Figure 8.

An ARE site on Cebpβ promoter is critical for its expression during adipogenesis. (A) Cebpβ promoter-reporter assay indicates an ARE site (-114∼-105 bp) in the Cebpβ promoter is critical for its expression. Left: Structures of Cebpβ promoter-luciferase reporters; Right: Activity of luciferase reporters. 3T3-L1 cells were transfected with the Cebpβ promoter-luciferase constructs when the cells reach 60-70% confluence.
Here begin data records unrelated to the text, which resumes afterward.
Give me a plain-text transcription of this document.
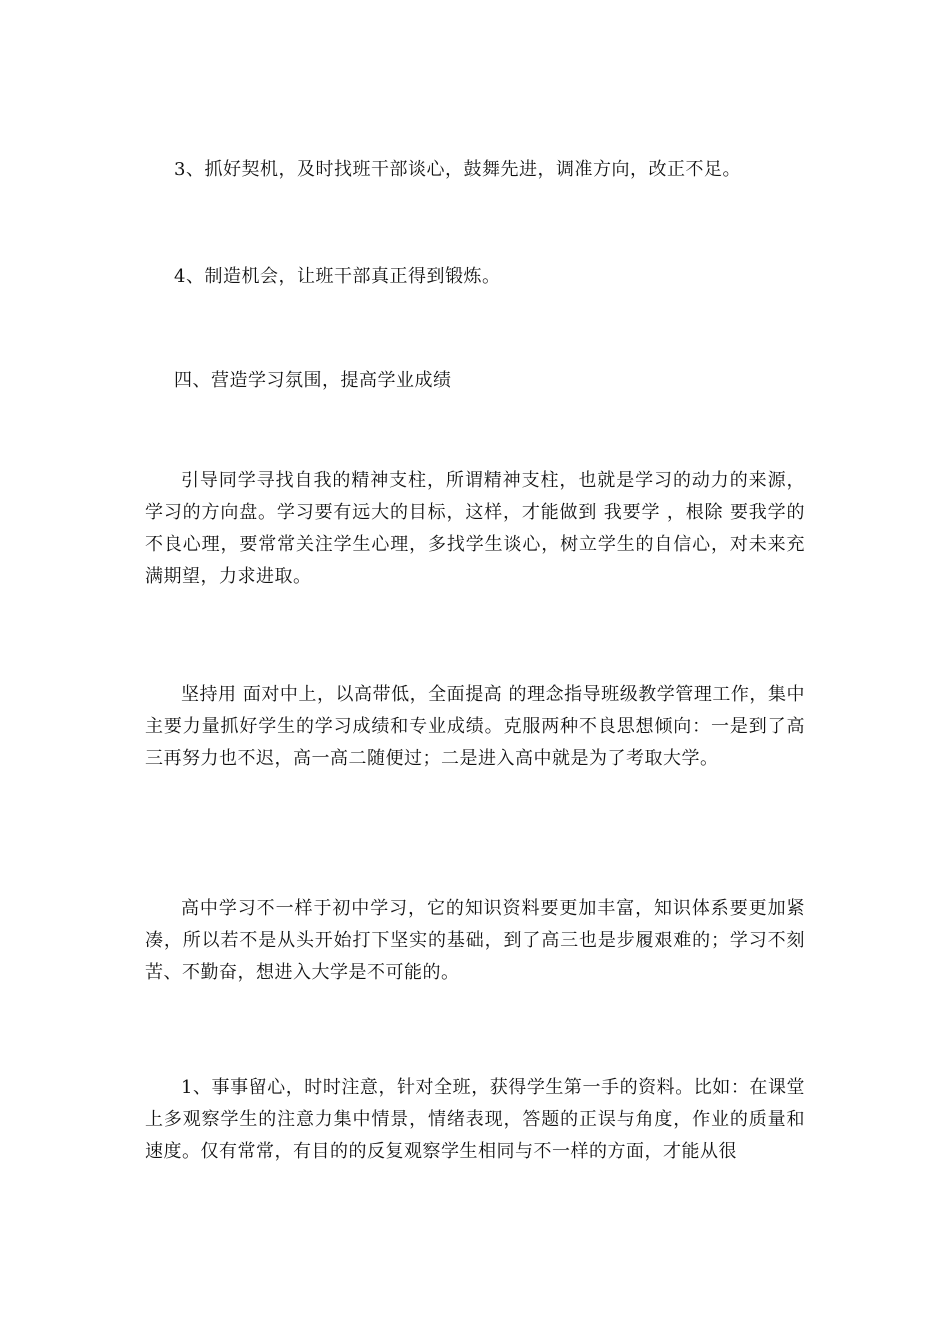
3、抓好契机，及时找班干部谈心，鼓舞先进，调准方向，改正不足。

4、制造机会，让班干部真正得到锻炼。

四、营造学习氛围，提高学业成绩

引导同学寻找自我的精神支柱，所谓精神支柱，也就是学习的动力的来源，学习的方向盘。学习要有远大的目标，这样，才能做到 我要学 ，根除 要我学的不良心理，要常常关注学生心理，多找学生谈心，树立学生的自信心，对未来充满期望，力求进取。

坚持用 面对中上，以高带低，全面提高 的理念指导班级教学管理工作，集中主要力量抓好学生的学习成绩和专业成绩。克服两种不良思想倾向：一是到了高三再努力也不迟，高一高二随便过；二是进入高中就是为了考取大学。

高中学习不一样于初中学习，它的知识资料要更加丰富，知识体系要更加紧凑，所以若不是从头开始打下坚实的基础，到了高三也是步履艰难的；学习不刻苦、不勤奋，想进入大学是不可能的。

1、事事留心，时时注意，针对全班，获得学生第一手的资料。比如：在课堂上多观察学生的注意力集中情景，情绪表现，答题的正误与角度，作业的质量和速度。仅有常常，有目的的反复观察学生相同与不一样的方面，才能从很
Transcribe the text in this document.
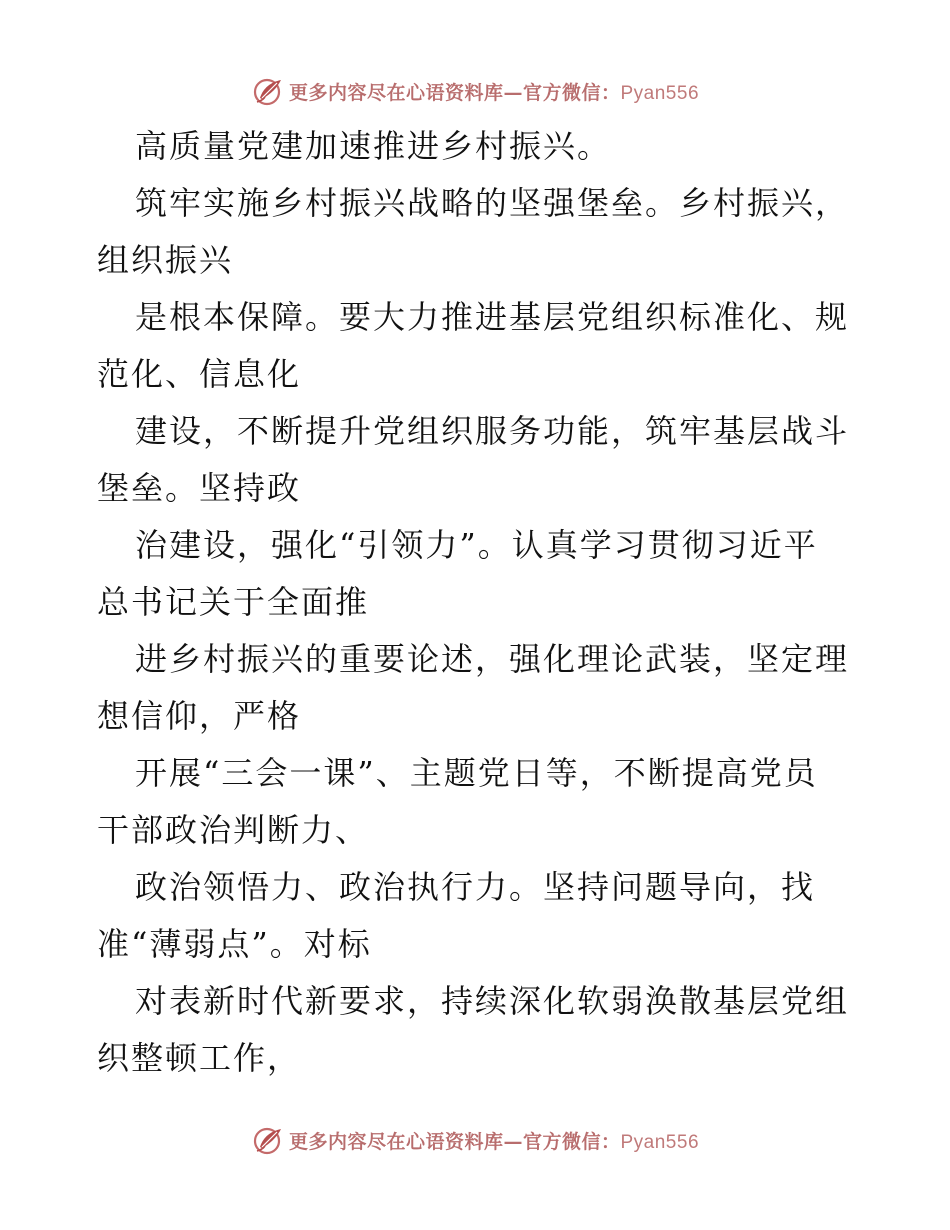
更多内容尽在心语资料库—官方微信：Pyan556
高质量党建加速推进乡村振兴。
筑牢实施乡村振兴战略的坚强堡垒。乡村振兴，
组织振兴
是根本保障。要大力推进基层党组织标准化、规
范化、信息化
建设，不断提升党组织服务功能，筑牢基层战斗
堡垒。坚持政
治建设，强化“引领力”。认真学习贯彻习近平
总书记关于全面推
进乡村振兴的重要论述，强化理论武装，坚定理
想信仰，严格
开展“三会一课”、主题党日等，不断提高党员
干部政治判断力、
政治领悟力、政治执行力。坚持问题导向，找
准“薄弱点”。对标
对表新时代新要求，持续深化软弱涣散基层党组
织整顿工作，
更多内容尽在心语资料库—官方微信：Pyan556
After 2 days confluent cells were treated with DMI for 10 h. -m116 bp, the “GC” in the ARE site were replaced with “AA”. n = 3-6; *p < 0.05 vs -116 bp Control; #p < 0.05 vs -116 bp DMI 10 h. (B) Inhibitory effect of NAC on the Cebpβ promoter activity induced by DMI. Cells expressed -116 bp Cebpβ promoter-luciferase reporter were treated with DMI with or without 5 mM NAC for 10 hrs. * p < 0.05 vs Vehicle; & p = 0.08 vs DMI alone. (C) ChIP assay indicates a physical association between Nrf2 and the Cebpβ promoter region with the ARE site. DMI, the cells were treated with DMI for 2 h. ChIP assays were performed on 3T3-L1 chromatin using either Nrf2 antibody or pre-immune antisera as negative control. Non-immunoprecipitated chromatin (1%) was used as an input control. The lower panel is the quantification of the image. n = 3; *p < 0.05 vs negative control (IgG); #p < 0.05 vs Anti-Nrf2 without DMI.